Friday, June 15, 2007

Fallen Idol

In answer to a couple of emails I recently received:


The answer depends, in part, on whether you’re asking an intellectual question or an existential question.

Are you asking about the theology of sin? Anthony Hoekema has several chapters on this topic in his book Created in God’s Image.

Likewise, Tom Schreiner discusses the subject extensively (see index and table of contents in his book on Paul, Apostle of God’s Glory in Christ.

And, from a more pastoral perspective, there is the first chapter of J. C. Ryle’s book on Holiness.

Or are you asking an existential question in terms of how you internalize the theology of sin?

Because, in this life, our knowledge of God, while pervasive, is somewhat oblique, the idea of sinning against God tends to be a bit abstract. Something we may grasp at a cerebral level, but not identify with at an emotional level.

It also depends on our persona experience with sin. Some converts to the faith have a strong sense of the power of sin because they were once enslaved to destructive, compulsive-behaviors

Likewise, some converts to the faith have a strong sense of the guilt of sin because they have gravely wronged people very dear to them.

However, even if that is not your experience, human beings have been endowed with a capacity to imaginatively empathize with the situation of others. This is why we find fiction so appealing, whether in film, TV, or literature. So it’s possible to analogize from the experience of others to sinning against God.

Imagine if your dad was a hopeless alcoholic.

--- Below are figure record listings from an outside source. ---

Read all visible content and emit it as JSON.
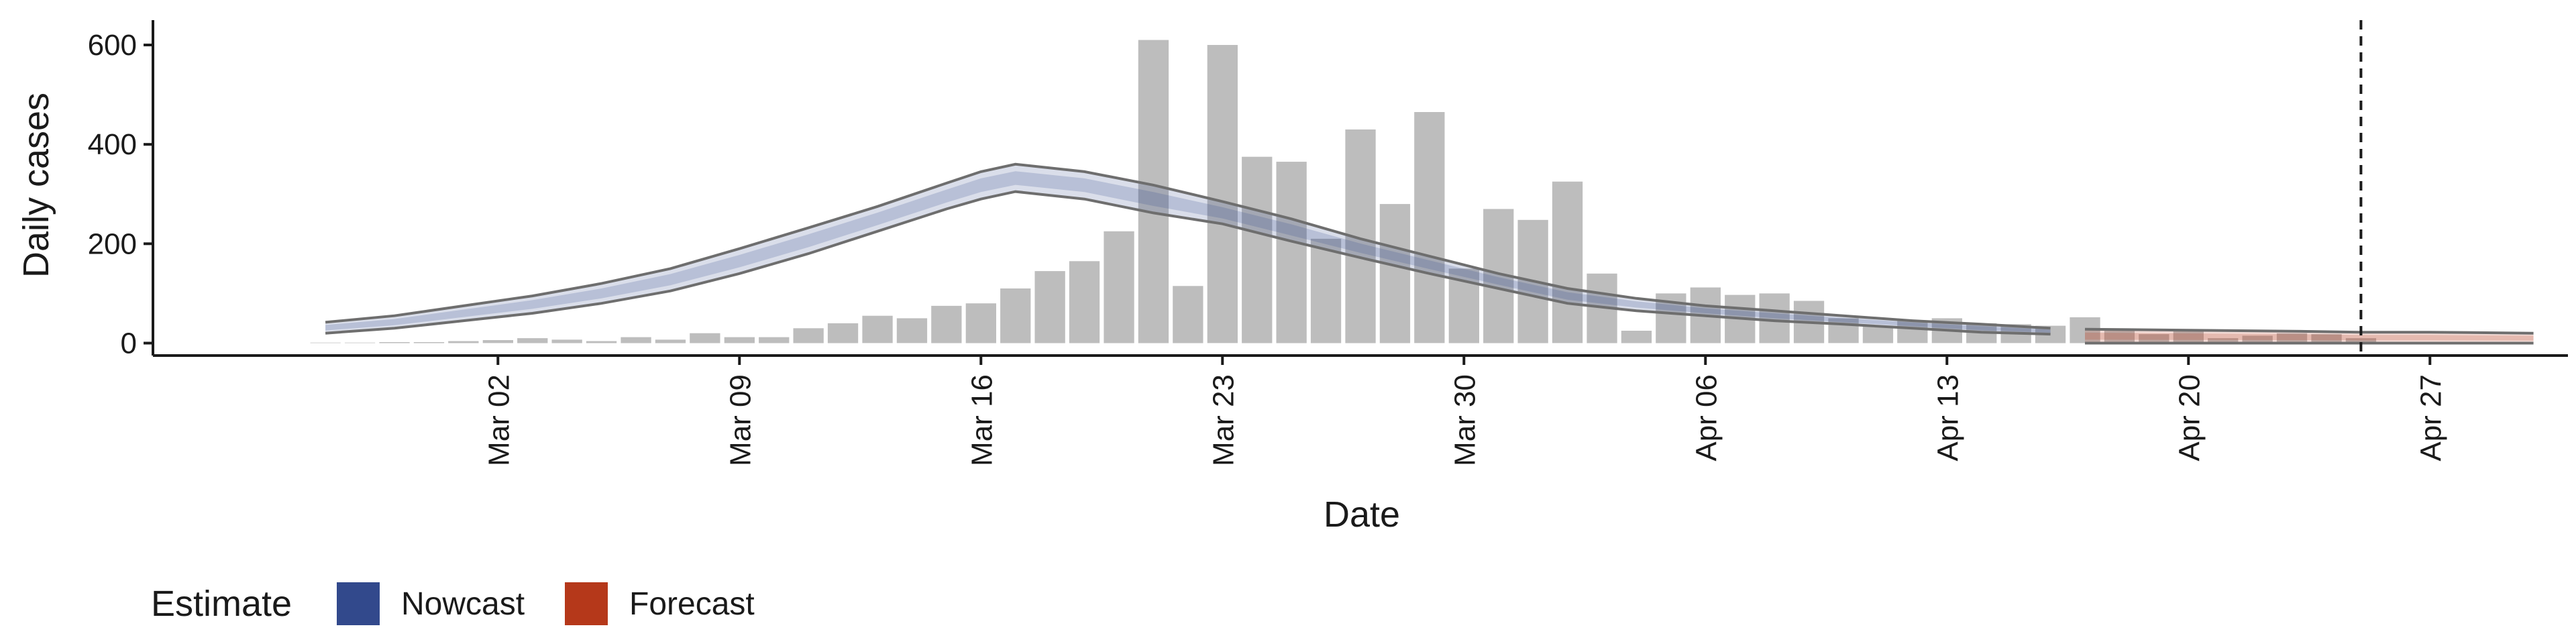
{
  "chart_data": {
    "type": "bar",
    "xlabel": "Date",
    "ylabel": "Daily cases",
    "ylim": [
      -25,
      650
    ],
    "xlim": [
      "2020-02-21",
      "2020-05-01"
    ],
    "yticks": [
      0,
      200,
      400,
      600
    ],
    "xticks": [
      {
        "date": "2020-03-02",
        "label": "Mar 02"
      },
      {
        "date": "2020-03-09",
        "label": "Mar 09"
      },
      {
        "date": "2020-03-16",
        "label": "Mar 16"
      },
      {
        "date": "2020-03-23",
        "label": "Mar 23"
      },
      {
        "date": "2020-03-30",
        "label": "Mar 30"
      },
      {
        "date": "2020-04-06",
        "label": "Apr 06"
      },
      {
        "date": "2020-04-13",
        "label": "Apr 13"
      },
      {
        "date": "2020-04-20",
        "label": "Apr 20"
      },
      {
        "date": "2020-04-27",
        "label": "Apr 27"
      }
    ],
    "grid": false,
    "vline_date": "2020-04-25",
    "bars": {
      "dates": [
        "2020-02-26",
        "2020-02-27",
        "2020-02-28",
        "2020-02-29",
        "2020-03-01",
        "2020-03-02",
        "2020-03-03",
        "2020-03-04",
        "2020-03-05",
        "2020-03-06",
        "2020-03-07",
        "2020-03-08",
        "2020-03-09",
        "2020-03-10",
        "2020-03-11",
        "2020-03-12",
        "2020-03-13",
        "2020-03-14",
        "2020-03-15",
        "2020-03-16",
        "2020-03-17",
        "2020-03-18",
        "2020-03-19",
        "2020-03-20",
        "2020-03-21",
        "2020-03-22",
        "2020-03-23",
        "2020-03-24",
        "2020-03-25",
        "2020-03-26",
        "2020-03-27",
        "2020-03-28",
        "2020-03-29",
        "2020-03-30",
        "2020-03-31",
        "2020-04-01",
        "2020-04-02",
        "2020-04-03",
        "2020-04-04",
        "2020-04-05",
        "2020-04-06",
        "2020-04-07",
        "2020-04-08",
        "2020-04-09",
        "2020-04-10",
        "2020-04-11",
        "2020-04-12",
        "2020-04-13",
        "2020-04-14",
        "2020-04-15",
        "2020-04-16",
        "2020-04-17",
        "2020-04-18",
        "2020-04-19",
        "2020-04-20",
        "2020-04-21",
        "2020-04-22",
        "2020-04-23",
        "2020-04-24",
        "2020-04-25"
      ],
      "values": [
        1,
        1,
        2,
        2,
        4,
        6,
        10,
        7,
        4,
        12,
        7,
        20,
        12,
        12,
        30,
        40,
        55,
        50,
        75,
        80,
        110,
        145,
        165,
        225,
        610,
        115,
        600,
        375,
        365,
        210,
        430,
        280,
        465,
        150,
        270,
        248,
        325,
        140,
        25,
        100,
        112,
        97,
        100,
        85,
        50,
        35,
        45,
        50,
        40,
        38,
        35,
        52,
        28,
        18,
        25,
        10,
        15,
        20,
        18,
        10
      ]
    },
    "series": [
      {
        "name": "Nowcast",
        "color": "#32498c",
        "dates": [
          "2020-02-26",
          "2020-02-28",
          "2020-03-01",
          "2020-03-03",
          "2020-03-05",
          "2020-03-07",
          "2020-03-09",
          "2020-03-11",
          "2020-03-13",
          "2020-03-15",
          "2020-03-16",
          "2020-03-17",
          "2020-03-19",
          "2020-03-21",
          "2020-03-23",
          "2020-03-25",
          "2020-03-27",
          "2020-03-29",
          "2020-03-31",
          "2020-04-02",
          "2020-04-04",
          "2020-04-06",
          "2020-04-08",
          "2020-04-10",
          "2020-04-12",
          "2020-04-14",
          "2020-04-16"
        ],
        "lower": [
          20,
          30,
          45,
          60,
          80,
          105,
          140,
          180,
          225,
          270,
          290,
          305,
          290,
          262,
          240,
          205,
          172,
          140,
          110,
          80,
          65,
          55,
          45,
          38,
          30,
          22,
          18
        ],
        "upper": [
          42,
          55,
          75,
          95,
          120,
          150,
          190,
          232,
          275,
          322,
          345,
          360,
          345,
          318,
          285,
          250,
          210,
          175,
          140,
          110,
          90,
          75,
          65,
          55,
          45,
          38,
          30
        ],
        "mid": [
          31,
          42,
          60,
          78,
          100,
          128,
          165,
          206,
          250,
          296,
          318,
          332,
          318,
          290,
          262,
          228,
          191,
          158,
          125,
          95,
          78,
          65,
          55,
          46,
          38,
          30,
          24
        ]
      },
      {
        "name": "Forecast",
        "color": "#b5381a",
        "dates": [
          "2020-04-17",
          "2020-04-20",
          "2020-04-23",
          "2020-04-25",
          "2020-04-27",
          "2020-04-30"
        ],
        "lower": [
          0,
          0,
          0,
          0,
          0,
          0
        ],
        "upper": [
          28,
          26,
          24,
          22,
          22,
          20
        ],
        "mid": [
          14,
          13,
          12,
          11,
          11,
          10
        ]
      }
    ],
    "legend": {
      "title": "Estimate",
      "placement": "bottom-left",
      "items": [
        {
          "label": "Nowcast",
          "color": "#32498c"
        },
        {
          "label": "Forecast",
          "color": "#b5381a"
        }
      ]
    }
  }
}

You would certainly appreciate the power of sin, even if you yourself were not a hard drinker.

Imagine, further, if you were raised by your big brother. Your father was too drunk too much of the time to be a father. So your brother had to take up the slack. He became your guide and guardian.

And suppose, despite everything your older brother had done for you, there came a day when you betrayed him. Suppose you were using drugs. They were in your possession.

While you and your brother were driving, suppose you were stopped by the police. Maybe for some minor traffic infraction. Or maybe at a random checkpoint to catch drunk drivers.

In your fear and panic, you plant the drugs on your brother. So he is the one who's arrested, charged, convicted, and imprisoned instead of you.

Or, to vary the illustration, say you had a falling out with your supplier. As a result, there’s a drive by shooting in which you survive, but your brother is killed. And all because of you. Because of your illicit habit.

Imagine the guilt you would feel! Then consider how much more we owe to God than we do to any human mentor or parent.

That should help to give you and me a sense of sin’s ingratitude and gravitas.


There's no firm answer to this question, and one reason is that it's not necessarily the right question to ask.

1. As you know, idolatry has a very specific meaning in Scripture. It's tied up with polytheism.

Preachers often use idolatry as a metaphor. There's nothing necessarily wrong with this generic application, but it's a mistake to read the application back into a passage like Ps 16, as if that's what the Bible is talking about.

2. Another problem with the speaker's position is that it's feelings-oriented. How do you feel about God in relation to "worldly" things?

But, of course, we have little direct control over our feelings. And there's no way to quantify our feelings. How much is too much? How much is too little?

It confronts the Christian with an impossible task.

3. There are many different ways to experience God in this life. Through nature and natural, common grace goods. Through the Bible and other means of grace, like prayer, hymnody, Christian fellowship.

But these are all indirect. In this life we don't get to know Jesus the way the disciples got to know Jesus.

By contrast, we can get to know other people directly (friends, family members).

It's unnatural to suppose that we can feel the same way about a person we've never but, but only read about, than we can about a person we can actually see and hear, hug, live with, or do things with. That's just the way that human nature is wired.

I'd add that God has also be present in the people he's given to us. The people he's brought into our lives.

Some people are emblems of his grace. Embodiments of grace.

4. Instead of trying to focus on our feelings, which is an effect of something else, we should focus on the cause. We should cultivate a spirit of thankfulness. Thank God throughout the day for the many blessings he brings our way. That's one way of finding God's presence in our lives. Even keep a spiritual diary or daily journal, since we tend to forget from one day to the next the many, sometimes unexpected, ways we've been blessed.

And we should apply ourselves to the means of grace, like prayer, Bible-reading, hymnody, devotional reading, Christian fellowship.

And we should also enjoy the good things of life. That's a way of thanking God.

Gratitude doesn't exist in a vacuum. One needs to cultivate a life-experience that gives us reason to be grateful.

That also helps to tide us over during the dry seasons in the walk of faith.